Amigos, el padre del niño de tres años que murió por falta de medicamento, no podrá ir con su hijo a ver éste ni ningún otro episodio de las guerras de las galaxias. El conocido que fue torturado, que murió de dos balazos y luego fue desmembrado, ese conocido mío, no irá nunca más al cine con sus hijos. Y el padre de ese conocido mío, que tuvo que recoger los miembros de su propio hijo, tampoco.

Sé que en ocasiones me desvío y que parece que deliro. Sé que ustedes se estarán preguntando ahora qué tiene que ver el nuevo episodio de las guerras de las galaxias con lo que escribía al principio sobre cierto estado de trascendencia.

Yo les respondo que el asunto sí tiene relación. Para mí sí tiene. Porque allí, en ese disfrute del cine, de la película tonta, según algunos criterios, hay cierto estado espiritual, cierta paz, cierta renuncia al mal, cierto negación al amor revolucionario, a la «inteligencia» de la izquierda, al falso ideal altruista hacia el pueblo, hacia todas esas vainas que han estado tan mal llevadas y que sólo han traído desgracias.

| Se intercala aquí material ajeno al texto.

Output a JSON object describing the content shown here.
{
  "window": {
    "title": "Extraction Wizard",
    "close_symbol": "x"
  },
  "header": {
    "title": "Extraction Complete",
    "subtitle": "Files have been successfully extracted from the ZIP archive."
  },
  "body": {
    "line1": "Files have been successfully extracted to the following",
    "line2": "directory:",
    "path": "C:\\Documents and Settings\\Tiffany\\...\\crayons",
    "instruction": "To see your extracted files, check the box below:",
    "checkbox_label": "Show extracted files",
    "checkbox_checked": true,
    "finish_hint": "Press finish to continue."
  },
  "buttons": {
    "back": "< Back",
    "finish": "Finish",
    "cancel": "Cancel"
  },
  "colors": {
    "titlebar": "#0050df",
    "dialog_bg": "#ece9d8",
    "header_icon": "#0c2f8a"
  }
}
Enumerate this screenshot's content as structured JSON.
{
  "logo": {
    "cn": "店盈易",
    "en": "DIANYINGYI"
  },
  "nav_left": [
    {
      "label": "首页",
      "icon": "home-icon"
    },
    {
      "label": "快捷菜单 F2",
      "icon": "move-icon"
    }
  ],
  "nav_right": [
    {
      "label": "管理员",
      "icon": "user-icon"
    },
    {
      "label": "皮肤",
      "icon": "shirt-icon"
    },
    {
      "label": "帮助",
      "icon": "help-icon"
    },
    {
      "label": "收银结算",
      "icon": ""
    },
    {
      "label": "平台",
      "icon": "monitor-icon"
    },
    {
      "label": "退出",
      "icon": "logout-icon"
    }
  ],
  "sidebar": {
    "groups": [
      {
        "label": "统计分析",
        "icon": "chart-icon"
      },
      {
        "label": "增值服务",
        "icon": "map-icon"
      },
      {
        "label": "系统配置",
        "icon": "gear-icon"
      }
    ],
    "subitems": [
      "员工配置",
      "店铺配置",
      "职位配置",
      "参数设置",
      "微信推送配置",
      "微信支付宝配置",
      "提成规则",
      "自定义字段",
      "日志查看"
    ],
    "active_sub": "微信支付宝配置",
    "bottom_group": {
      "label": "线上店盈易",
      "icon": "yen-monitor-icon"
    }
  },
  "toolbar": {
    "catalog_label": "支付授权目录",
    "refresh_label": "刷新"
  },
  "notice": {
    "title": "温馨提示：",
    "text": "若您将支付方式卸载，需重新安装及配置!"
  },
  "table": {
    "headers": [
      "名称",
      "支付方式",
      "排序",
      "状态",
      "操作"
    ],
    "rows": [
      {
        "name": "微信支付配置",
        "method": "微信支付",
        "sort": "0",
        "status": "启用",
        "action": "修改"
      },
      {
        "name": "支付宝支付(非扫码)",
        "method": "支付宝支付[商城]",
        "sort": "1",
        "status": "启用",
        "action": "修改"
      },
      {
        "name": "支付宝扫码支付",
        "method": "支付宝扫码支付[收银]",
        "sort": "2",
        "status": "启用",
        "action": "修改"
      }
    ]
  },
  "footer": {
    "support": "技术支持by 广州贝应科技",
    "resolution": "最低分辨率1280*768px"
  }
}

La Navidad me recuerda que soy ser humano, que dentro de mí hay algo bueno que persiste en el bien. Lo mismo el cine. Desde el film más intenso hasta el más entretenido blockbuster. De hecho, yo he ido dejando de «criticar» películas: simplemente las asumo como mera diversión, pero también desde una necesidad espiritual, casi religiosa de apartarme del mundo por un instante y llenarme de esa imaginación sanadora. El cine así como una oración, digamos.

Pero ya ven, no es fácil; estamos en navidades y pasan todas estas cosas horribles. Estamos en navidades y ahí tenemos al gobierno en una lucha desesperada por no perder el poder que ya desde hace tiempo lo tiene perdido por causa de su inoperancia y su altísima corrupción. Estamos en navidades, y uno quisiera que este país fuese mejor. Yo, dentro de mí, trabajo por sentirme mejor. Y además fui al cine y disfruté mi película.

Les deseo, queridos lectores, una feliz tranquilidad de alma, tan necesaria para estar con las personas queridas. Les deseo días sin demasiadas gaitas estridentes, sin borracheras, sin furias y con la fuerza necesaria para sobrellevar las tristezas. Muchas gracias por leerme, muchas gracias a todos. Feliz Navidad.